Our 2011/2012 Season

March 11, 2012

Ann Schein, piano

Ann ScheinThe Washington Post has said “Thank heaven for Ann Schein…what a relief it is to hear a pianist who, with no muss or fuss, simply reaches right into the heart of whatever she is playing – and creates music so powerful you cannot tear yourself away.” From her first recordings for Kapp Records, and her highly acclaimed Carnegie Hall recital debut as a performer on the Sol Hurok roster, Ann Schein’s amazing career has earned her high praise in major American and European cities and in more than 50 countries around the world.

She has performed with conductors including George Szell, James Levine, Seiji Ozawa, James dePreist, Stanislaw Skrowacewski, David Zinman, and Sir Colin Davis, and with major orchestras including the New York Philharmonic, the Philadelphia Orchestra, the Los Angeles Philharmonic, the Baltimore Symphony, the Washington National Symphony, the London Philharmonic, the London Symphony, and the BBC Symphony Orchestra. She performed at the White House during the Kennedy administration, and is one of an exclusive roster of pianists chosen to present piano recitals sponsored by the Adams Foundation Piano Recital Series in new venues in American cities and communities.

In 1980-81, Ann Schein extended the legacy of her teachers, Arthur Rubinstein, Mieczyslaw Munz, and Dame Myra Hess by performing 6 concerts of the major Chopin repertoire in Lincoln Center’s Alice Tully Hall in an entire season to outstanding reviews and sold-out houses, the first Chopin cycle presented in New York in 35 years.

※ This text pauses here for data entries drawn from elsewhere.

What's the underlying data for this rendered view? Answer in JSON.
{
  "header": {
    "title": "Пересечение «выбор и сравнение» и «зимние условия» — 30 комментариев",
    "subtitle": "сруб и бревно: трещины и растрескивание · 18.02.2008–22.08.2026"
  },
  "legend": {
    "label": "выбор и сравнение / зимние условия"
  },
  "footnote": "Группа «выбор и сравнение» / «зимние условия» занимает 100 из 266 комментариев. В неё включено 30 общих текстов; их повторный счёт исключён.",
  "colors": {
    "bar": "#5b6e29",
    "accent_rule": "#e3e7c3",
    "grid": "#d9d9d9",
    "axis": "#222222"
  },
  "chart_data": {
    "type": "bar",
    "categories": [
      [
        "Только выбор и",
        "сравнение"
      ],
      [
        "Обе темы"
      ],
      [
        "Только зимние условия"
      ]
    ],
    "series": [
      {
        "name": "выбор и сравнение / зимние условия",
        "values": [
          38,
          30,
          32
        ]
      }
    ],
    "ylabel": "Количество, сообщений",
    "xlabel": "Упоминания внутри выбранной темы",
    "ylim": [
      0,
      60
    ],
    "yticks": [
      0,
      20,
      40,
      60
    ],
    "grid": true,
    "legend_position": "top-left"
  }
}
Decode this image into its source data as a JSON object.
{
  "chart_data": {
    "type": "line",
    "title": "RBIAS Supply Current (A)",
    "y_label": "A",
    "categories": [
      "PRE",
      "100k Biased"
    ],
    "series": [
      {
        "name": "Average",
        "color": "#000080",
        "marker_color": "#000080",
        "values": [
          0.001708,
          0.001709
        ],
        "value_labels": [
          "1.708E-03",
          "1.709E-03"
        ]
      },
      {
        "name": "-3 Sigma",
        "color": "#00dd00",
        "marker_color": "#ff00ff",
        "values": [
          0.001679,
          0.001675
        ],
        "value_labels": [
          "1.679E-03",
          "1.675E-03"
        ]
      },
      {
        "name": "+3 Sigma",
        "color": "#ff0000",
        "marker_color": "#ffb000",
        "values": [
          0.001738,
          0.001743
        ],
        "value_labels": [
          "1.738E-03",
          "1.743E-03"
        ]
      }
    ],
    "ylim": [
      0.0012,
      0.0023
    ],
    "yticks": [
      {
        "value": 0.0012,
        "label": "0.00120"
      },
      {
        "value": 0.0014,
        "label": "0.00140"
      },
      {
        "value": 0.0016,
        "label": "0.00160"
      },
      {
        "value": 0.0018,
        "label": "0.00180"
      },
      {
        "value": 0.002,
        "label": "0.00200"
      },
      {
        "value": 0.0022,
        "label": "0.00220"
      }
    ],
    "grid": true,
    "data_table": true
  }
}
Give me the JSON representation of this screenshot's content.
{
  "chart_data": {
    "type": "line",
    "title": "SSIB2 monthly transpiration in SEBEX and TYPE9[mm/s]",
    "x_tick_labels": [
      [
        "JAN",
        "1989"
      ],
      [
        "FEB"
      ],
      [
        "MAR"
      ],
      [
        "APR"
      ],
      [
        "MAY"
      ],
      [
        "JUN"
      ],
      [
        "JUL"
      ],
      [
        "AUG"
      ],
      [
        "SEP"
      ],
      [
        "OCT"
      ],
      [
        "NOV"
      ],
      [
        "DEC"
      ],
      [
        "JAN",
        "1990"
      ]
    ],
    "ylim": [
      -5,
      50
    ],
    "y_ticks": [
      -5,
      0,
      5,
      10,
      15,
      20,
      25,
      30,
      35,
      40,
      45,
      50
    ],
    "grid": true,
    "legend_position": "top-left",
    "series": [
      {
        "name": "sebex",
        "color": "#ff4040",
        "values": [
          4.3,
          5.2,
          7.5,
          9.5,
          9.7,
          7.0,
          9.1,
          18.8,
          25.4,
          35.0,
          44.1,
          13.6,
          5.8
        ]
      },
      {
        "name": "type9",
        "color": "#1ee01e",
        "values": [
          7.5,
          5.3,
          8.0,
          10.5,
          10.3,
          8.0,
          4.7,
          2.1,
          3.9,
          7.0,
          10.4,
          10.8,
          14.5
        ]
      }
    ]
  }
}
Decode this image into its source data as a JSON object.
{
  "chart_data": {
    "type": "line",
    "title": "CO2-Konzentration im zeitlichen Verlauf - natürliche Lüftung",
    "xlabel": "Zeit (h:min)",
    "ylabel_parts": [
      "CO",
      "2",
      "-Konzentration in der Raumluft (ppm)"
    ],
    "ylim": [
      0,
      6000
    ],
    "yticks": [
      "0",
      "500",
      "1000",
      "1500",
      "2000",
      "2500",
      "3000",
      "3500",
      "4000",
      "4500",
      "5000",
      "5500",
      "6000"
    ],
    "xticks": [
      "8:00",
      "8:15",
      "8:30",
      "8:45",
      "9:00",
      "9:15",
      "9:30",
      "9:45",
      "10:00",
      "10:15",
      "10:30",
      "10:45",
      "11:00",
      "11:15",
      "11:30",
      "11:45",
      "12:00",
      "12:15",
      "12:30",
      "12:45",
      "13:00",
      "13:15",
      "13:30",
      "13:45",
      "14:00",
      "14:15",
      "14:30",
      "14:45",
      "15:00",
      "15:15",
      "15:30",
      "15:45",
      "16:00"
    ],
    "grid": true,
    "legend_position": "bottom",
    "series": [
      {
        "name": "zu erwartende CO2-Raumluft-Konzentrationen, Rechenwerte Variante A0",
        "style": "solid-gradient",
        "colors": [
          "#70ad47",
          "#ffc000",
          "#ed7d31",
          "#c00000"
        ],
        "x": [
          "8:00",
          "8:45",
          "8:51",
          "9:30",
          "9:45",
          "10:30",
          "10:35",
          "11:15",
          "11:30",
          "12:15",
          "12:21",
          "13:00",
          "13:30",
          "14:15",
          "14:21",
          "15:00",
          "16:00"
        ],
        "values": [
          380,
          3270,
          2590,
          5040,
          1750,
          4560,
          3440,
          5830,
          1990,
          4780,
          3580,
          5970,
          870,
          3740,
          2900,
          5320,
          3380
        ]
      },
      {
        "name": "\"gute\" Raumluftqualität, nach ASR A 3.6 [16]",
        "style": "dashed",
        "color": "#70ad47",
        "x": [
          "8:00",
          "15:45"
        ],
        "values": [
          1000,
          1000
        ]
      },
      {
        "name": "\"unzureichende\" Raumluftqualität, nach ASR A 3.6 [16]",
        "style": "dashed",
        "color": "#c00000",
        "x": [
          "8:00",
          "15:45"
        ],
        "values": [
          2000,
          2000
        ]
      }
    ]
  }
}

Ms. Schein has received many distinguished honors for her Chopin performances and recordings. The Marston label has included her Nouvelle Etude in A-flat Major recorded for Kapp Records in 1958 in their special collection of outstanding Chopin performances, titled “A Century of Romantic Chopin”, and in which her biography reads, “Ann Schein was trained in her native United States, where she studied with both Mieczyslaw Munz and Arthur Rubinstein. Her first recordings, made when she was 18 and 19, established her as one of the premiere Chopin pianists of our time.”